Neohapsis researchers and consultants regularly identify vulnerabilities in vendor-provided products during research and client engagements. Neohapsis will follow this responsible disclosure policy for identified vulnerabilities.
When a security vulnerability or issue by a Neohapsis researcher that specifically relates to a vendor product or family is identified,
- Attempt to contact the appropriate vendor via email and telephone and expect a vendor acknowledgement of the notification within seven days. To ensure confidentiality, integrity and authenticity of communications, a PGP public key will be provided in this initial contact attempt, and this will be used to encrypt/sign all subsequent communications including all vulnerability details.
- Subsequently provide full details of the identified vulnerability including all relevant data, code and information needed to reproduce and understand the vulnerability.
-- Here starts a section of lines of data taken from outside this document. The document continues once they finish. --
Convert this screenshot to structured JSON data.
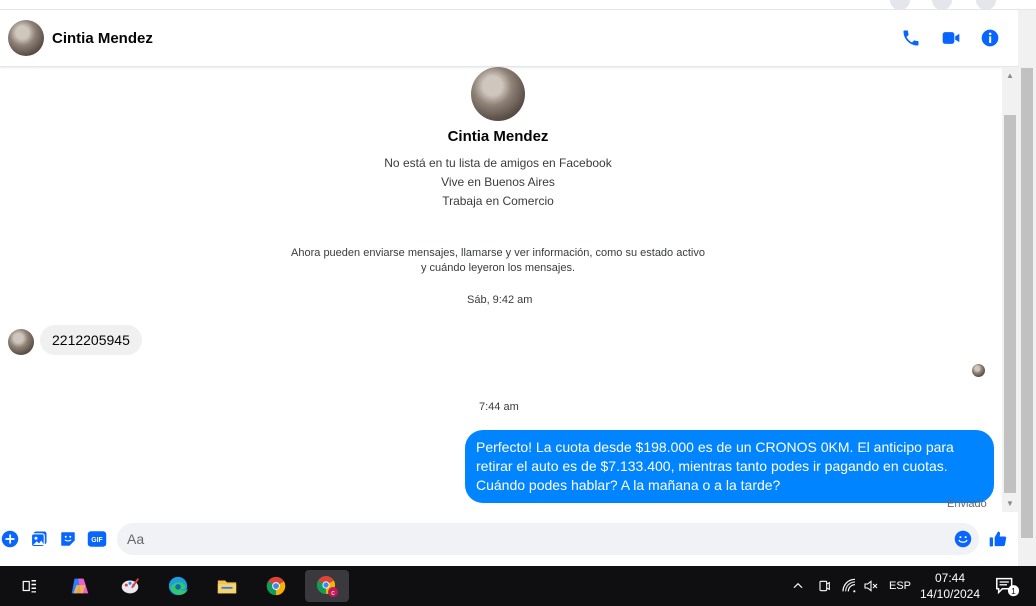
{
  "contact": {
    "name": "Cintia Mendez",
    "profile_lines": [
      "No está en tu lista de amigos en Facebook",
      "Vive en Buenos Aires",
      "Trabaja en Comercio"
    ],
    "notice_lines": [
      "Ahora pueden enviarse mensajes, llamarse y ver información, como su estado activo",
      "y cuándo leyeron los mensajes."
    ]
  },
  "header_icons": [
    "phone-icon",
    "video-icon",
    "info-icon"
  ],
  "messages": [
    {
      "timestamp": "Sáb, 9:42 am",
      "direction": "incoming",
      "text": "2212205945"
    },
    {
      "timestamp": "7:44 am",
      "direction": "outgoing",
      "text": "Perfecto! La cuota desde $198.000 es de un CRONOS 0KM. El anticipo para retirar el auto es de $7.133.400, mientras tanto podes ir pagando en cuotas. Cuándo podes hablar? A la mañana o a la tarde?",
      "status": "Enviado"
    }
  ],
  "composer": {
    "placeholder": "Aa",
    "gif_label": "GIF"
  },
  "colors": {
    "accent": "#0084ff",
    "icon_blue": "#0866ff",
    "incoming_bubble": "#f0f0f0"
  },
  "taskbar": {
    "language": "ESP",
    "time": "07:44",
    "date": "14/10/2024",
    "notification_count": "1"
  }
}
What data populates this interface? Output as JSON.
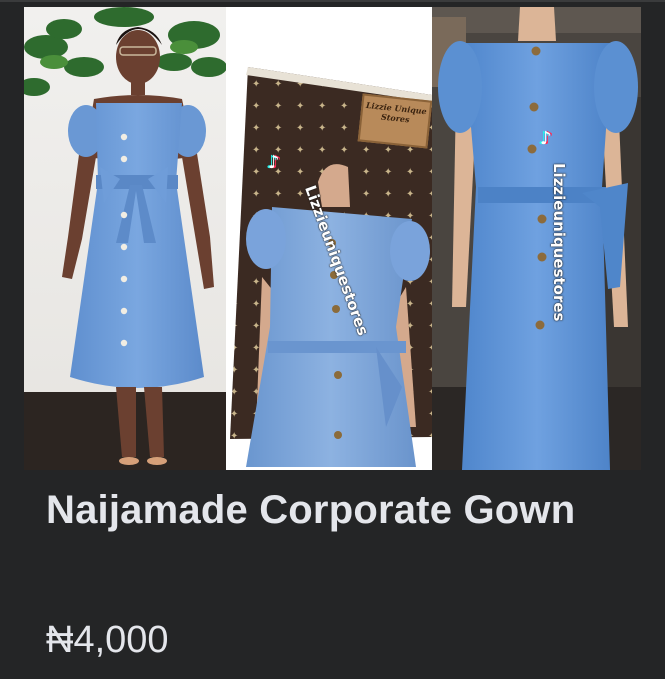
{
  "listing": {
    "title": "Naijamade Corporate Gown",
    "price": "₦4,000"
  },
  "image": {
    "watermark_left": "Lizzieuniquestores",
    "watermark_right": "Lizzieuniquestores",
    "sign_text": "Lizzie Unique Stores",
    "icon_names": [
      "tiktok-icon"
    ],
    "colors": {
      "background": "#242526",
      "text": "#e4e6eb",
      "dress_blue": "#6a98d4"
    }
  }
}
Neohapsis will then expect:
- The vulnerability to be remediated within 30 days of vendor acknowledgement OR to receive a reasonable statement on why the issue cannot be remediated in this timeframe.
- To be provided with regular updates on the status of the remediation efforts throughout the remediation process.
Neohapsis understands that valid reasons may exist for vendors not being able to remediate issues within the 30-day window, and if a good faith effort is being made on the progress of remediation, the vulnerability disclosure will be delayed. If, at the end of 30 days, the vendor does not provide a reasonable statement on why a vulnerability cannot be remediated, then Neohapsis will release a limited advisory including mitigation strategies to protect users and consumers.
When remediation is completed and verified, Neohapsis and the vendor will jointly release the advisory on Neohapsis website and on public security mailing lists.
Note: This policy does not preclude any client confidentiality or non-disclosure agreements, where relevant client agreements take priority.